If we were to draw up a 'balance sheet' (so to speak), in one column (the anti-Corbyn column you might call it) I suppose we would have to put those three worried Jewish shoppers, Dave Rich, Jonathan Arkush and Peter Mason and in the other column (the pro-Corbyn column you might call it) would be Angie Mindel and David Feldman. Tanya and Sajid might arguably also go into the second column as they equated antisemitism with so-called Islamophobia. 

All in all, I think it was a reasonable spread of opinion (if you're into that kind of thing).

What do I know though? I'm just a bean-counting blogger. So, putting on your impartial blog reader's hat, what do you think? Did Caroline Wyatt disgrace the BBC here or do it proud (or neither)? 

1 comment:

  1. "This week there was international condemnation of Israel's killing of over 60 Palestinian protesters at the Gaza border fence," says Caroline in her introduction.

    No surprises there: it's standard pro-Palestinian BBC bleating. "International condemnation" is the phrase the BBC uses to assure its collective self that it cannot be misguided in its loathing of Israel since so much of the planet also loathes Israel.

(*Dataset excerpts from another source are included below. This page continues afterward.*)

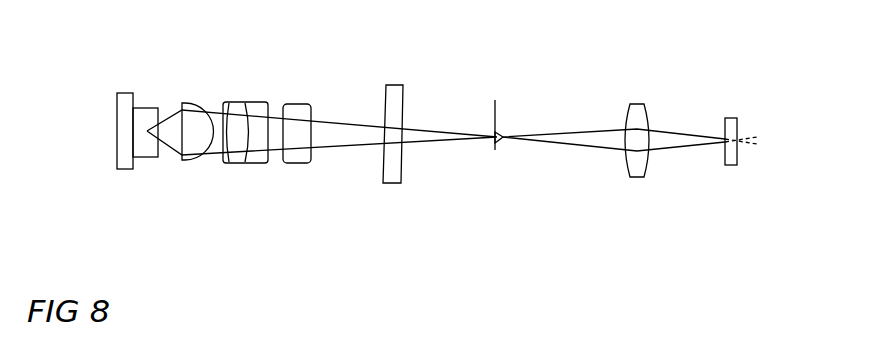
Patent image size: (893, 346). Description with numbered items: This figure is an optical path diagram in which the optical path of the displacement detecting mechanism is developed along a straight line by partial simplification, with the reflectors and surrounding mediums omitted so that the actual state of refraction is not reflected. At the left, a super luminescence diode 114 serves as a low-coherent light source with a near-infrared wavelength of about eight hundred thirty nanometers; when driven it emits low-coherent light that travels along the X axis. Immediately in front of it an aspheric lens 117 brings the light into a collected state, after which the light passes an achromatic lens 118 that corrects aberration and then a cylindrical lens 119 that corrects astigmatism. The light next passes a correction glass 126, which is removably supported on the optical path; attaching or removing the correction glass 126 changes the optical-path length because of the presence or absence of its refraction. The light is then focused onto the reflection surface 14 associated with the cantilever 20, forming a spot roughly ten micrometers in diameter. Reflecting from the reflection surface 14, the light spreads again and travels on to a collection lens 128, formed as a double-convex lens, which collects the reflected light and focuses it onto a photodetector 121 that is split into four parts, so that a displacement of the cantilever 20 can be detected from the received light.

The super luminescence diode 114 is at (124, 169).
The aspheric lens 117 is at (183, 161).
The achromatic lens 118 is at (250, 163).
The cylindrical lens 119 is at (295, 163).
The correction glass 126 is at (395, 177).
The cantilever 20 is at (495, 118).
The reflection surface 14 is at (495, 150).
The collection lens 128 is at (635, 171).
The photodetector 121 is at (728, 166).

    And "protesters" is a really mild word to describe a rabble of thousands (naturally including children as human shields) led by terrorists, many of them armed, to break through the fence under cover of a huge cloud of smoke from burning tyres with one purpose: to kill Jews. (I say "Jews" because there is no intention to kill Arab Israelis.)

    By the time she broadcast her piece the alleged protest was old news and there is no excuse for ignorance of what actually happened there.

    And here's the obligatory "Israel said:"

    "Israel said it was defending its territory and accused Hamas, the Islamist group that controls Gaza, of being behind the protests."

    Here Caroline is so intent on pushing the standard BBC obfuscation by minimizing terrorist accountability and pointing the finger at Israel that she cannot even see the obvious logical flaw in that statement: since Hamas controls Gaza, who else could be behind the protests? Is she really that ignorant that she imagines a "protest" on that scale could happen against the wishes of Hamas? And does she really not know that Hamas acknowledged that 50 of its members were killed?

    This is really pathetic and it set the tone for what was to follow. She did rope in an impressive mix of opinion on anti-Semitism, but as long as the BBC refuses to acknowledge the elephant in the room, any attempt it makes to throw light on anti-Semitism will be a futile exercise.

    Which elephant? The huge Islamic one, of course, lifting its trunk and trumpeting its hatred of Jews and of Israel as the Jewish state.